Pendant le reconfinement, les théâtres publics ont maintenu une activité, de répétitions et de création, avant de pouvoir retrouver leur public à partir du 15 décembre.
Show must go on ! C’est sans doute ce que se sont dit les différentes équipes à la tête de nos institutions théâtrales. Mais il n’était pas question de transgresser les directives de ce deuxième confinement, interdisant toute représentation publique. L’adaptation au couvre-feu avait été difficile mais possible grâce à un public demandeur, prêt à venir au théâtre en fin d’après-midi ou en début de soirée. Las, le deuxième confinement a douché les espoirs des artistes souhaitant continuer à jouer. Le spectacle vivant et les livres ont été considérés comme ne relevant pas de nos besoins essentiels… Qu’on le veuille ou non.
Chevaucher le tigre !
Si nombre de cafés-théâtres (comme l’Espace Gerson) et de salles privées (la Comédie-Odéon) ont dû fermer leurs portes dans l’espoir d’éviter de devoir mettre la clé dessous, les théâtres publics ont décidé de maintenir une activité, de répétitions et de création. Afin que les artistes continuent d’inventer, de s’exprimer entre eux, avant de pouvoir retrouver leur public... Une façon de “chevaucher le tigre”, comme Emmanuel Macron avait incité les acteurs culturels à le faire.
“Le tigre, on est dessus !”, nous a d’ailleurs déclaré Stéphane Bernard, comédien qui travaille avec Véronique Bettencourt au théâtre de la Renaissance sur Le Funambule, une création théâtrale qui aurait dû être jouée du 17 au 21 novembre.
Tous les jours, ils se rendent au théâtre avec leur équipe de comédiens, danseurs et techniciens. Le spectacle prend forme dans une ambiance qui leur permet, un temps, d’oublier le contexte anxiogène. De se projeter.
D’autant qu’une captation filmée a été tournée devant quelques rares spectateurs privilégiés pour être visible sur le site du théâtre. En attendant que la pièce soit jouée fin janvier à la Renaissance. L’occasion de voir cette adaptation théâtrale, et vidéo, d’un texte en prose écrit en 1955 par Jean Genet pour Abdallah, son grand amour du moment. À la fois essai sur l’art et poème adressé à un jeune apprenti acrobate, il y est question de la place de l’artiste dans le monde, de l’engagement jusqu’à la mort – sans cesse risquée par le funambule.

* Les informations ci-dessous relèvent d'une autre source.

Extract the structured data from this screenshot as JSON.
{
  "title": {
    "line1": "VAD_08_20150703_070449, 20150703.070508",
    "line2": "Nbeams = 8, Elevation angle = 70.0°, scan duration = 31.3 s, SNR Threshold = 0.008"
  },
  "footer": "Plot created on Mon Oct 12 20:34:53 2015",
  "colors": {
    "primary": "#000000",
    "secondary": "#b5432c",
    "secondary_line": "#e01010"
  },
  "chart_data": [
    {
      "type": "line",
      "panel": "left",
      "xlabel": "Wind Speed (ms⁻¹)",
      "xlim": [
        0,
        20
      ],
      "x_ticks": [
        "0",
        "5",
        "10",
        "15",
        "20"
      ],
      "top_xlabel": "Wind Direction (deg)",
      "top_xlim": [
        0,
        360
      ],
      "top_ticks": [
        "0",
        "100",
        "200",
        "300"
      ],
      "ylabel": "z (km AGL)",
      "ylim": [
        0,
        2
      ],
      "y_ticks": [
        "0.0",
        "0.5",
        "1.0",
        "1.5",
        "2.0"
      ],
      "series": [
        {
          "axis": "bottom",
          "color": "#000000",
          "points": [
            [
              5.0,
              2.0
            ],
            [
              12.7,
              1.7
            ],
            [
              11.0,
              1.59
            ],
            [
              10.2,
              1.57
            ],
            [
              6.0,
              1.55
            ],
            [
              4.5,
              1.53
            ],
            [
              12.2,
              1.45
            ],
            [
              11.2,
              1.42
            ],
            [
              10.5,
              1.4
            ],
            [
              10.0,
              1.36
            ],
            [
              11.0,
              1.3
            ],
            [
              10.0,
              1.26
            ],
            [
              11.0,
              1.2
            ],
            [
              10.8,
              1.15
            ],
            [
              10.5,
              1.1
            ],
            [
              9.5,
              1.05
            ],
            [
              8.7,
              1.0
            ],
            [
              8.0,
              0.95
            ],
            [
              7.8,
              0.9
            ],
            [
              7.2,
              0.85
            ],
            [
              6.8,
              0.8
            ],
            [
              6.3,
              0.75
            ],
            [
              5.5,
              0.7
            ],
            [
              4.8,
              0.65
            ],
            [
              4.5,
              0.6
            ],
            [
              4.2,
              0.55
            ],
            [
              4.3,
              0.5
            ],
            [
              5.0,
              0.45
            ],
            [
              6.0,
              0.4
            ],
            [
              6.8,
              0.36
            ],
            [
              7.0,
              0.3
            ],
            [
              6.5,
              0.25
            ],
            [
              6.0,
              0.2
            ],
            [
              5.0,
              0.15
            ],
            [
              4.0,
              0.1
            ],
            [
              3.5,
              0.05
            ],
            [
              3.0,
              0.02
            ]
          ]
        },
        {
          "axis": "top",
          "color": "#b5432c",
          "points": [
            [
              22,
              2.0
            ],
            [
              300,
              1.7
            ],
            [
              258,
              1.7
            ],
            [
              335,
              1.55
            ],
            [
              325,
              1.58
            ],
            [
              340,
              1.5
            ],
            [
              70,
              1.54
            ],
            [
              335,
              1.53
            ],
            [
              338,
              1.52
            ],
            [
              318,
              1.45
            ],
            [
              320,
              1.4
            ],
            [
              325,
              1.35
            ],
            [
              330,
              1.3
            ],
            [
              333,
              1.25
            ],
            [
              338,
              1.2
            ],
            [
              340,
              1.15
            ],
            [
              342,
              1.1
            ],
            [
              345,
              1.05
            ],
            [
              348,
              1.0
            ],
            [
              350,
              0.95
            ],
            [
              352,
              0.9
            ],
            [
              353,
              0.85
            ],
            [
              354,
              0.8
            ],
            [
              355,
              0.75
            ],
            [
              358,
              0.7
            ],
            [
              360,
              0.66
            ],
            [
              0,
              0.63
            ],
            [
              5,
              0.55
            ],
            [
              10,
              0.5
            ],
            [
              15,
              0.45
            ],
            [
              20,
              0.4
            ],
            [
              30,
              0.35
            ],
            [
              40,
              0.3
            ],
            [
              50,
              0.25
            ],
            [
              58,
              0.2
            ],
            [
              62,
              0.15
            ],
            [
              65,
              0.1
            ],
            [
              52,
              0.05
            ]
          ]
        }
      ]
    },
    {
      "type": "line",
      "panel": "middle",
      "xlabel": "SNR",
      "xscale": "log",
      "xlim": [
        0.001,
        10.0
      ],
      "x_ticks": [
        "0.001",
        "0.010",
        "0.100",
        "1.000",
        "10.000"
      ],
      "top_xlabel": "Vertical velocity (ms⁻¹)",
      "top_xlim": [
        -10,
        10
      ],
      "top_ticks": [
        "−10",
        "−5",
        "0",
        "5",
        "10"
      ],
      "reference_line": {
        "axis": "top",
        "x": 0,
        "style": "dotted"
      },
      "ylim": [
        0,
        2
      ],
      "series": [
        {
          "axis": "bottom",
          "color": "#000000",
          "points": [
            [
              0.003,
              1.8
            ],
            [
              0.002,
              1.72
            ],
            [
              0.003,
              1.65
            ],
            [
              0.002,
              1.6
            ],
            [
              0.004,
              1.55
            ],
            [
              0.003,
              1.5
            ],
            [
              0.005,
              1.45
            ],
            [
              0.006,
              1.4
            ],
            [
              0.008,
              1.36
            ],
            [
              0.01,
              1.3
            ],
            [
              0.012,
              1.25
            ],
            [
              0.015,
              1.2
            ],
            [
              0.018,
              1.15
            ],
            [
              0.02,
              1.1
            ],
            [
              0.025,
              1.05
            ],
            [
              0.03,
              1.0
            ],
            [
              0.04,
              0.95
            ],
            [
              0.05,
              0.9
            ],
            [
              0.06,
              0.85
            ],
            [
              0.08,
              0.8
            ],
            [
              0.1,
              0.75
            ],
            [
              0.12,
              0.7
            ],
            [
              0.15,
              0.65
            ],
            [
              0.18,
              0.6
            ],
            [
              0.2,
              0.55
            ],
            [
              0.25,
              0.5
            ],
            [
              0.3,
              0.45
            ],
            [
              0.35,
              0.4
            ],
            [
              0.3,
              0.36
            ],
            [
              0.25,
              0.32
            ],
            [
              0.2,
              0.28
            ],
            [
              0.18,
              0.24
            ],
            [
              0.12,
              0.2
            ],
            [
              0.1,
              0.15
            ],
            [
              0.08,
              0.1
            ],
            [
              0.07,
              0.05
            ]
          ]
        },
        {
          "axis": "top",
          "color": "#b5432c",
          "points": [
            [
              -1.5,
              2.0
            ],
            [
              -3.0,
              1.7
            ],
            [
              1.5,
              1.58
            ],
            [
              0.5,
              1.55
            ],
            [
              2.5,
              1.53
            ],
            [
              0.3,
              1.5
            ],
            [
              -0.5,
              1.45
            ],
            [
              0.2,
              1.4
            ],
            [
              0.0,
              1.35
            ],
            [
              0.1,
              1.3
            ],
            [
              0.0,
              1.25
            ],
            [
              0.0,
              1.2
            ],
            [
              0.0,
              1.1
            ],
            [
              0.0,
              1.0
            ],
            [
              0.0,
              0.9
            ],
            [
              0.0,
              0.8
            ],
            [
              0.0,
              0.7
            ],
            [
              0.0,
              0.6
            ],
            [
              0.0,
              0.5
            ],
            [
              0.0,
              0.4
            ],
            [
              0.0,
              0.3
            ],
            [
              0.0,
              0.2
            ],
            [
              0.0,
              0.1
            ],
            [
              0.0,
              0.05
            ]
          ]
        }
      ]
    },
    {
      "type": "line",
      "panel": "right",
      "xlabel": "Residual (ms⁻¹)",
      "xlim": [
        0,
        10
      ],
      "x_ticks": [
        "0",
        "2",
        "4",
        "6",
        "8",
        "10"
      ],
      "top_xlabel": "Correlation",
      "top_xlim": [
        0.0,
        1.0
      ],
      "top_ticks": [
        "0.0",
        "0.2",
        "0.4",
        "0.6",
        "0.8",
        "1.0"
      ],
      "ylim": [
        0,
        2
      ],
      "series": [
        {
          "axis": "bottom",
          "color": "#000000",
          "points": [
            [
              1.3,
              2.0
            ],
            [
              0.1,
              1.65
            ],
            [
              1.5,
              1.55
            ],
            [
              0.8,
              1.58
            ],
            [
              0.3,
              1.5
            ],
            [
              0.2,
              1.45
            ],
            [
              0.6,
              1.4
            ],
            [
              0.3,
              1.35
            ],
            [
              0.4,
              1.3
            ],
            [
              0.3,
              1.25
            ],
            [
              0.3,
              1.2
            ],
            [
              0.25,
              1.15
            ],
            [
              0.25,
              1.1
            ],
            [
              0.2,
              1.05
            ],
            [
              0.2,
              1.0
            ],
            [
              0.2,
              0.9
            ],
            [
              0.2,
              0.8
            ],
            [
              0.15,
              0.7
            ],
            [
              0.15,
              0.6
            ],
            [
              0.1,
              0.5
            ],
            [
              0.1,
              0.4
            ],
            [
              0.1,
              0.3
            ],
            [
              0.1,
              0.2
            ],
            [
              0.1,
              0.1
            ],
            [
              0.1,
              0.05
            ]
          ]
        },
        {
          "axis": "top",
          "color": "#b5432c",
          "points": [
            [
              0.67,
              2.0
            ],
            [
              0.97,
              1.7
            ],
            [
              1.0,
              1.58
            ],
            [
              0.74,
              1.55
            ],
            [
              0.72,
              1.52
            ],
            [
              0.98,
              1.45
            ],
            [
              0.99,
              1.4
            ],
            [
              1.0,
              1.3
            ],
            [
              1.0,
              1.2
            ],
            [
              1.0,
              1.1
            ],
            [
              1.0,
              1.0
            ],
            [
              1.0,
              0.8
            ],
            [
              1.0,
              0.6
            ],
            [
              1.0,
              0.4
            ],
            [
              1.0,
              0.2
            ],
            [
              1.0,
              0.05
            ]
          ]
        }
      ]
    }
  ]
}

Magnifique travail, si l’on en juge par le bout de répétition que l’on a pu voir.
L’ivresse plutôt que la Covid !
Au TNP, après que le nouveau patron, Jean Bellorini, a enfin pu jouer son spectacle Le Jeu des ombres, lors de la Semaine d’Art en Avignon – in extremis avant annulation ! –, il travaille avec toute son équipe à une nouvelle création.

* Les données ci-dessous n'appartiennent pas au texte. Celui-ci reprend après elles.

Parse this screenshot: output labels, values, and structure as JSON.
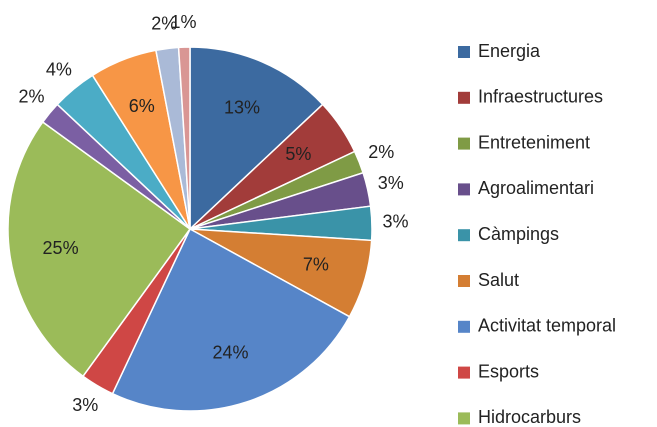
{
  "chart_data": {
    "type": "pie",
    "categories": [
      "Energia",
      "Infraestructures",
      "Entreteniment",
      "Agroalimentari",
      "Càmpings",
      "Salut",
      "Activitat temporal",
      "Esports",
      "Hidrocarburs",
      null,
      null,
      null,
      null,
      null
    ],
    "values": [
      13,
      5,
      2,
      3,
      3,
      7,
      24,
      3,
      25,
      2,
      4,
      6,
      2,
      1
    ],
    "value_labels": [
      "13%",
      "5%",
      "2%",
      "3%",
      "3%",
      "7%",
      "24%",
      "3%",
      "25%",
      "2%",
      "4%",
      "6%",
      "2%",
      "1%"
    ],
    "colors": [
      "#3c6aa0",
      "#a23c3a",
      "#7f9b45",
      "#684f8b",
      "#3a93a8",
      "#d47e33",
      "#5685c8",
      "#cf4745",
      "#9bbb59",
      "#7b5fa3",
      "#4bacc6",
      "#f79646",
      "#aabad7",
      "#d99694"
    ],
    "legend": "right"
  }
}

Quant aux Célestins, le théâtre aurait dû accueillir début octobre les représentations d’Ivres, une pièce du sulfureux dramaturge russe contemporain, Ivan Viripaev, mise en scène par la jeune et talentueuse Ambre Kahan. Annulé aussi !
Cependant, la troupe a pu investir les lieux, répéter, et même proposer une manière de répétition publique, accessible à une trentaine de personnes, triées sur le volet, comprenant journalistes, programmateurs et professionnels. Curieuse ambiance !
La metteuse en scène a brièvement pris la parole avant de lancer la représentation. Elle a expliqué son émotion de jouer enfin devant un public, aussi limité soit-il. Les difficultés rencontrées, les annulations qui tombent… Et surtout l’obligation de s’adapter aux contraintes, les tests à faire régulièrement, dont un positif et un cas contact dans la troupe. Qui font que ce qui sera montré n’est qu’une partie du spectacle à venir. Mais c’était déjà suffisant pour en apprécier la qualité, la force dramaturgique. Ivres, comme le titre l’indique, évoque l’ivresse, l’ivresse alcoolique, entre autres. Mais surtout la vérité qu’elle dévoile. On est touché par la quête amoureuse, insatiable, toujours inassouvie, que poursuivent les jeunes hommes et les jeunes femmes qu’Ivan Viripaev dépeint dans une succession de tableaux admirablement conçus et portés par une musique… enivrante. Le spectacle sera repris durant la saison 2021-2022. Il faudra être patient
• Le Funambule, du 19 au 23 janvier au théâtre de la Renaissance, captation filmée sur le site du théâtre
• Ivres, aux Célestins, saison 2021-2022.